Sep 27

The ABC of Deceased Estates

Appleton Managing Director, Lauren Hean, discusses the sensitive topic of the cost of dying.

This month, I’m going to discuss a highly sensitive topic in this edition of the Appleton Times, which is the cost and expense of death. We have a fiduciary and professional responsibility to raise these important issues with you to ease the pain of this event and process. I say event and process as death is an event, but what leads up to and follows is a process and by definition, is painful for family and friends of the deceased.

One of the benefits of having Appleton as the nominated executor in your Will is the decades of experience we have in the administration of deceased estates and dealing with the

emotional trauma of death on families, heirs and friends. While we can never take away the pain, what we can and always do is to step in and ease the pain of dealing with the process. 

An important issue is to ensure that your estate is liquid. In other words that there is specific cash or near cash to pay for the numerous expenses of the estate administration

process, without having to be forced into the sale of assets (usually fixed property) to generate sufficient cash to pay for these costs. These challenges can be addressed by good estate planning with your independent financial advisor.

Before looking at the actual costs and expenses of deceased estate administration, one of the major costs to a surviving spouse is simply that of continuing to pay for the everyday expenses of life, such as rates and taxes and monthly debit orders ranging from short-term insurance, to private security, cell phones and DSTV.
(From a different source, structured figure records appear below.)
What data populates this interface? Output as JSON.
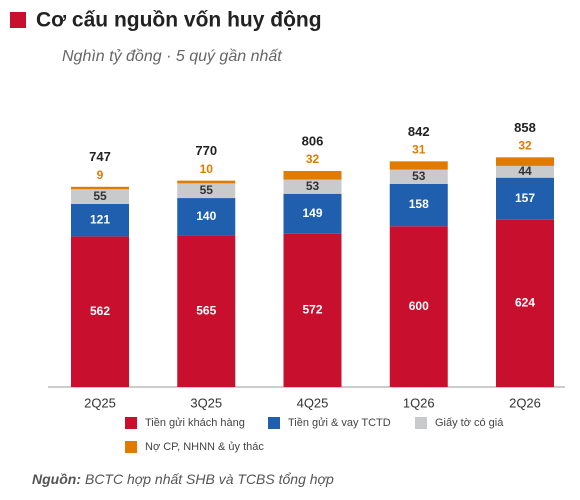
{
  "chart_data": {
    "type": "stacked-bar",
    "title": "Cơ cấu nguồn vốn huy động",
    "subtitle": "Nghìn tỷ đồng · 5 quý gần nhất",
    "categories": [
      "2Q25",
      "3Q25",
      "4Q25",
      "1Q26",
      "2Q26"
    ],
    "series": [
      {
        "name": "Tiền gửi khách hàng",
        "color": "#c8102e",
        "label_color": "#ffffff",
        "values": [
          562,
          565,
          572,
          600,
          624
        ]
      },
      {
        "name": "Tiền gửi & vay TCTD",
        "color": "#1f5fae",
        "label_color": "#ffffff",
        "values": [
          121,
          140,
          149,
          158,
          157
        ]
      },
      {
        "name": "Giấy tờ có giá",
        "color": "#c9cacc",
        "label_color": "#333333",
        "values": [
          55,
          55,
          53,
          53,
          44
        ]
      },
      {
        "name": "Nợ CP, NHNN & ủy thác",
        "color": "#e07b00",
        "label_color": "#e07b00",
        "values": [
          9,
          10,
          32,
          31,
          32
        ]
      }
    ],
    "totals": [
      747,
      770,
      806,
      842,
      858
    ],
    "source": {
      "label": "Nguồn:",
      "text": "BCTC hợp nhất SHB và TCBS tổng hợp"
    }
  }
}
Savings, cash and liquidity are required to meet all of these expenses while the estate is being administered and in this regard you may wish to consider specifically tailored products such as the Clientele Estate Preservation Plan Moving on to specifics costs. These are numerous, so I shall simply outline a few of the major ones to consider. When the value of a deceased estate exceeds R250,000 it must be administered fully and in accordance with the Administration of Estates Act of 1965. The following costs and expenses require consideration 

Funeral and burial costs: Funeral and burial/ cremation costs usually need to be covered by the family before an executor is appointed and has access to funds of the deceased. Should your family have funds immediately available to cover the costs of the funeral, they can claim the costs back from your estate. Should you have a funeral policy, please ensure that a beneficiary is nominated thereon for the funds to be accessed immediately and not only be paid once an executor is appointed and estate late account opened. Bear in mind that funerals can cost anywhere between R15 000 and R50 000 depending on scale.

Estate DutyEstate duty is tax paid on the dutiable value of an estate and is charged at a rate of 20% of the first R30 million, and at 25% on anything over R30 million – with the first R3.5 million of the value of your estate not being dutiable. Where the deceased was married at the time of death, the R3.5 million abatement can be rolled over to the surviving spouse who will then have a R7 million estate duty abatement on their death.

Property transfer costsIf immovable property in your estate is transferred to an heir, your estate will be required to pay the transfer costs, being the attorney’s conveyancing fees, in accordance with a sliding

scale determined from time to time. It is important to note that beneficiaries and heirs are exempt from paying transfer duty on property inherited from a deceased estate.

Executor’s feesAs currently prescribed, the maximum amount that an executor can charge is 3.5% of the gross value of the assets in the estate, plus VAT at 15%. In addition, an executor can charge 6% on all income and interest collected on behalf of the deceased estate from the date of death until final winding up. In the case of a marriage in community of property, the fees are charged on the joint estate.

Administration costs Other administration costs that a deceased estate may incur include the following:

Master’s fees: As currently prescribed, deceased estates will be levied Master’s fees up to a maximum of R7 000.

Estate late bank account: One of the first tasks of the executor is to open an estate late bank account for which most banks charge in the region of R600.

Bond cancellation costs: If the executor needs to cancel a bond over fixed property, the estate is liable for the bond cancellation costs which can be around R4 000 to R5 000 depending on the terms of the lender.

Professional fees: The executor of your estate may need to use professionals to assist with the winding up of your estate, and these costs will be paid by the estate. For example, if you are married with the accrual system, the executor may need to employ the services of an accountant to determine the accrual. This also includes paying the estate agent’s commission if required to sell any immovable property.

Advertising costs: The Section 29 (Advertisement to Creditors) and Section 35 (Liquidation

and Distribution Account) adverts are required to be published in terms of the Act and cost up to R1 500 depending on the particular publication rates.

Maintenance of asset: Any costs incurred in respect of maintaining an asset in the estate, such as security, cleaning costs, electrical, garden services or plumbing, will be covered by the estate.

Valuation and appraisal costs: Where the asset in the estate is valued by a sworn appraiser, these costs – together with the appraiser’s travelling costs – will be paid from the estate.

Rates clearance costs: Where your estate owns fixed property, your estate will be required to pay rates and taxes to the municipality up to six months in advance.

So, as you can see, the costs of dying can be extremely onerous and thus it is vitally important that you consider and make provision for this when conducting your estate planning with your professional wealth specialist, or financial advisor.